Mitch Bartlett - Craig-Hallum

So the full year was 4% more prescriptions. I bet the fourth quarter was a little more weighted towards prescriptions than even that 4% shift that probably benefited the gross margin is what you're saying?

Mendo Akdag

Somewhat, but we did better as far as the buying is concerned. There were cost reductions on certain brands during the quarter that helped it.

Mitch Bartlett - Craig-Hallum

And the inventory build presumably benefits from those opportunity buys as well for the next quarter?

Mendo Akdag

That is correct, yes.

Mitch Bartlett - Craig-Hallum

Just interested in kind of the active base of customers. What has happened over the last few years? It's been a hard thaw to get new customers on board, and you've done a phenomenal job with the base of customers and keeping those orders. But is the total base of active customers continuing to erode a little bit as you haven't replenished the base?

Mendo Akdag

Slightly maybe. I would say it's pretty much flat.

Mitch Bartlett - Craig-Hallum

Just in pure activity year-over-year?

Mendo Akdag

Right.

Operator

Our next comes from Anthony Lebiedzinski with Sidoti.

Anthony Lebiedzinski - Sidoti

My first question is on the average order value. You said that this was a function of a change in product mix. Just wondering if you can give us some examples of some of this, and also do you think this trend is sustainable in fiscal '15?

Mendo Akdag

The trend is probably going to continue. And as I've already the prescription business growth, there is a shift in prescription.

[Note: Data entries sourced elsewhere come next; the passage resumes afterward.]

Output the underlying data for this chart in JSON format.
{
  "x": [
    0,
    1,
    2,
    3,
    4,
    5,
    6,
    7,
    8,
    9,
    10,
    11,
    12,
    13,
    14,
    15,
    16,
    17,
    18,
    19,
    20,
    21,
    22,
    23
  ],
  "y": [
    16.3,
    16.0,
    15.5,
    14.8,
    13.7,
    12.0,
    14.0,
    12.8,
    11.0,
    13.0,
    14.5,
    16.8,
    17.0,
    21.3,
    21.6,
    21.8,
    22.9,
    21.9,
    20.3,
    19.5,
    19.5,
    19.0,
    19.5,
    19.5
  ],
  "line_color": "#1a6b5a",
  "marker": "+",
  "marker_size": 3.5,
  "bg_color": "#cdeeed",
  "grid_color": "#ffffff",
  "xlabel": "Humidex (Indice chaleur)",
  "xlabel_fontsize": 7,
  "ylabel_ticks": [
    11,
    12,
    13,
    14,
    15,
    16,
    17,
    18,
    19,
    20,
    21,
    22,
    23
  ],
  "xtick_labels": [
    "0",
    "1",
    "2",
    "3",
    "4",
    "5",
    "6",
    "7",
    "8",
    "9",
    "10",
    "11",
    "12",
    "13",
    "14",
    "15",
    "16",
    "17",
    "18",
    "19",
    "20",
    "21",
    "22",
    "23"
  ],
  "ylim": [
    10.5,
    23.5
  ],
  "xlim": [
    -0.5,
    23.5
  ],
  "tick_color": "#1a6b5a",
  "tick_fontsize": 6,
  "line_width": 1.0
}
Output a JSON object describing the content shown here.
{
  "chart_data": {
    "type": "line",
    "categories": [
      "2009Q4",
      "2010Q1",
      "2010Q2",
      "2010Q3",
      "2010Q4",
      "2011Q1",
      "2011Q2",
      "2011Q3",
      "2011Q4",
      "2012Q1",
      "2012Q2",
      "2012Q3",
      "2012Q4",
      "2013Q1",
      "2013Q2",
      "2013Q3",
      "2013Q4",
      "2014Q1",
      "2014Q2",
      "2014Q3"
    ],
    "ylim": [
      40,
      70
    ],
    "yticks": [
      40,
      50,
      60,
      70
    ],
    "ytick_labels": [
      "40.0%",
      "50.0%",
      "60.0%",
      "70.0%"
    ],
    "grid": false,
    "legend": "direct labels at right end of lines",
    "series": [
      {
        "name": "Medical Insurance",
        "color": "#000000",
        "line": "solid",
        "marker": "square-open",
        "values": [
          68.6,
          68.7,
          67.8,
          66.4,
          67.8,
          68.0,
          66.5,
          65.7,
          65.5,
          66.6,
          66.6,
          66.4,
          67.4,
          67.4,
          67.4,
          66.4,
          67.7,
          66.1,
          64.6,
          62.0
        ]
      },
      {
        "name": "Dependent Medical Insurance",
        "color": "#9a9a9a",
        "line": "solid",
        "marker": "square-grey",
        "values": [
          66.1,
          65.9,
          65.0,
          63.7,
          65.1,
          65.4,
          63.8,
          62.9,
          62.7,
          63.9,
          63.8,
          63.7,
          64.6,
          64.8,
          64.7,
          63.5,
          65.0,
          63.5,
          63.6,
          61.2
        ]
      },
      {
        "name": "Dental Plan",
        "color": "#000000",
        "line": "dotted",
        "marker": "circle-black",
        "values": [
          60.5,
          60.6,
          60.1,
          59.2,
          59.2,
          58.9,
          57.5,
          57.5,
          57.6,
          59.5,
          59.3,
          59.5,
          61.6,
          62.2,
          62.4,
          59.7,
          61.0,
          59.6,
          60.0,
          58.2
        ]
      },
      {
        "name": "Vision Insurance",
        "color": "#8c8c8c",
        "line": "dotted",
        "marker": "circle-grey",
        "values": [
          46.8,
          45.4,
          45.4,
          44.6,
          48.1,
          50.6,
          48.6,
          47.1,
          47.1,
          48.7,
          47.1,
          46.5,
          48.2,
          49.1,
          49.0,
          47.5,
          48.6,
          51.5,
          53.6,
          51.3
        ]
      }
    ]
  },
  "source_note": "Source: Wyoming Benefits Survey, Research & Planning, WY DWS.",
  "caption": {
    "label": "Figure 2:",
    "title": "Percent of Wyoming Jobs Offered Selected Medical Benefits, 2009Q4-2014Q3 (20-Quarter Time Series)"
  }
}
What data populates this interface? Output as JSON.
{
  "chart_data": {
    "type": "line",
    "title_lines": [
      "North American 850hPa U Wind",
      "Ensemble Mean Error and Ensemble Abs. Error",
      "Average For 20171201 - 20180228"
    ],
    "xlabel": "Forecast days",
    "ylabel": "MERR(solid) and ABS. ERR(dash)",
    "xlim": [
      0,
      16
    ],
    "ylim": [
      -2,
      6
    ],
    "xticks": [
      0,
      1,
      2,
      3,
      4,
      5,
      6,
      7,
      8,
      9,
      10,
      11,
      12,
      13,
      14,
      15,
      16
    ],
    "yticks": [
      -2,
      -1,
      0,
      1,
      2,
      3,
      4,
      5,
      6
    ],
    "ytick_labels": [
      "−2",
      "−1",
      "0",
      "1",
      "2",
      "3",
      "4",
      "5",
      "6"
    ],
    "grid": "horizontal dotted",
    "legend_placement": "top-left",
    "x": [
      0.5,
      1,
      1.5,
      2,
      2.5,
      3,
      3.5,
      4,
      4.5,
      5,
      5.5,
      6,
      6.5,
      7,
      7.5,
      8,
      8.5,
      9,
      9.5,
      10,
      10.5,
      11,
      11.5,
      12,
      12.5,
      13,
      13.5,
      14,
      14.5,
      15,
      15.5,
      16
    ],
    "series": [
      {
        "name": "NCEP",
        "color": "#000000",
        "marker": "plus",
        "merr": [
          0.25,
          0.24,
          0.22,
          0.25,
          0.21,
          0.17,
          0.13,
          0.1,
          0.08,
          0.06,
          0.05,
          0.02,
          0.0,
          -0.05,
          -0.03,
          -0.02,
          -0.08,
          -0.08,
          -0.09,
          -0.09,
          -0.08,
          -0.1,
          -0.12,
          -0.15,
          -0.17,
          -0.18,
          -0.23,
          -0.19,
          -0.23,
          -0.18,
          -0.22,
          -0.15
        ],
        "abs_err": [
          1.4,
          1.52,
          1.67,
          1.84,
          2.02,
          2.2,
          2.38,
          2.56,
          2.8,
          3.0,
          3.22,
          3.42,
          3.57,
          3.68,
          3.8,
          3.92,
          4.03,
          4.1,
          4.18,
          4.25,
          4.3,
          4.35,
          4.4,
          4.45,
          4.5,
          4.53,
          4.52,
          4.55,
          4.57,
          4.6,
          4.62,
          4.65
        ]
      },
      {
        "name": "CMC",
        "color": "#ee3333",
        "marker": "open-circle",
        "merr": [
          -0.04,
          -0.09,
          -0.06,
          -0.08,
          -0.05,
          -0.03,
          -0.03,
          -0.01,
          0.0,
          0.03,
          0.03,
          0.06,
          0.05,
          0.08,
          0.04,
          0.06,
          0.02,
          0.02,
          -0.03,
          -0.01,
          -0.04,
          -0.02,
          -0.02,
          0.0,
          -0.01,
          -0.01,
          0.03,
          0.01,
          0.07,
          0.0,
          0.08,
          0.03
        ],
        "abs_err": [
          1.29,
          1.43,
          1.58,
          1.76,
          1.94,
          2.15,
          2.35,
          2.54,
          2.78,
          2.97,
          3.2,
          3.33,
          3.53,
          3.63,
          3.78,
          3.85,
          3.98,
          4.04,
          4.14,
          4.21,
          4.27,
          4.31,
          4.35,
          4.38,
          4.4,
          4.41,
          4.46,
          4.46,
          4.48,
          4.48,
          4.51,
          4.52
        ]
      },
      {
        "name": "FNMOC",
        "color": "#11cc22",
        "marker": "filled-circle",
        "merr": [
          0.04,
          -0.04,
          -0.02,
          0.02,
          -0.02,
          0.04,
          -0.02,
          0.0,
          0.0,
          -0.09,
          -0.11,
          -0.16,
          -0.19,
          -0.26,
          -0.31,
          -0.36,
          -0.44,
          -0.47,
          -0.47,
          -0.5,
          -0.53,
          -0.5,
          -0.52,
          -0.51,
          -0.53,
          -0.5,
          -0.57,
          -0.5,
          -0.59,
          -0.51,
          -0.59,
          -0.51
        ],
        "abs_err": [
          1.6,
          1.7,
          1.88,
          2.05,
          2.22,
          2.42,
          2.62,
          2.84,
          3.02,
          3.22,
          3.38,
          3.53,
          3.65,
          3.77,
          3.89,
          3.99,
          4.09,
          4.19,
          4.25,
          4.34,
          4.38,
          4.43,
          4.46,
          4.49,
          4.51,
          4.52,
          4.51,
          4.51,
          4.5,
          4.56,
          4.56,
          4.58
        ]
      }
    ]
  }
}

Anthony Lebiedzinski - Sidoti

And as far as fiscal '15, your advertising budget, is it going to be allocated in a similar way to TV versus online and other media mix, or are you looking to make any changes to how you allocate your advertising dollars in terms of whether it's maybe more online, maybe less TV? What are your thoughts on that?

Mendo Akdag

It will probably be a similar mix. That's what we're planning so far. Our marketing approach has been multi-channel. And the channels complement each other. It's difficult to shift dollars to other channels in a cost effective manner

Anthony Lebiedzinski - Sidoti

Lastly, can you give us any update on a new facility? I know the current facility that you're in, the lease expires next year. Have you made a decision where you'll move, or is that still something you're working on?

Mendo Akdag

We're going to delay it, it looks like, by about a year to 18 months.

Anthony Lebiedzinski - Sidoti

So you're going to sign the lease extension on your current facility?

Mendo Akdag

That is correct, yes.

Operator

Our final question comes from Kevin Ellich with Piper Jaffray.

Kevin Ellich - Piper Jaffray

Mendo, two last questions here. Going back to the last question on the delay of the new facility, I guess what led you guys to delay this by a year to 18 months? And then the other question I had, with the new products coming to market like NexGard and Apoquel, which is on back order now, I guess how confident are you that you'll be able to obtain adequate supply once manufacturing capacity is back on line, since I think some of these new products have track and trace technology?

Mendo Akdag

The first question as far the delay is concerned, we're working on upgrading our software. And we did not want to also make a move at the same time, so that's the reason for the delay. We're going to do one at a time. As far as your next question is concerned, our history has been we're going to be able to get the product, but that doesn't mean we're not going to have challenges going forward.

Operator

And at this time, I'll turn the call back over to Mendo Akdag

Mendo Akdag

Thank you. For the fiscal year 2015, we are focusing on improving our new order sales. This wraps up today's conference call. Thank you for joining us. Operator, this ends the conference call.

Operator

Thank you. Thank you for participating in today's call. You may now disconnect your lines.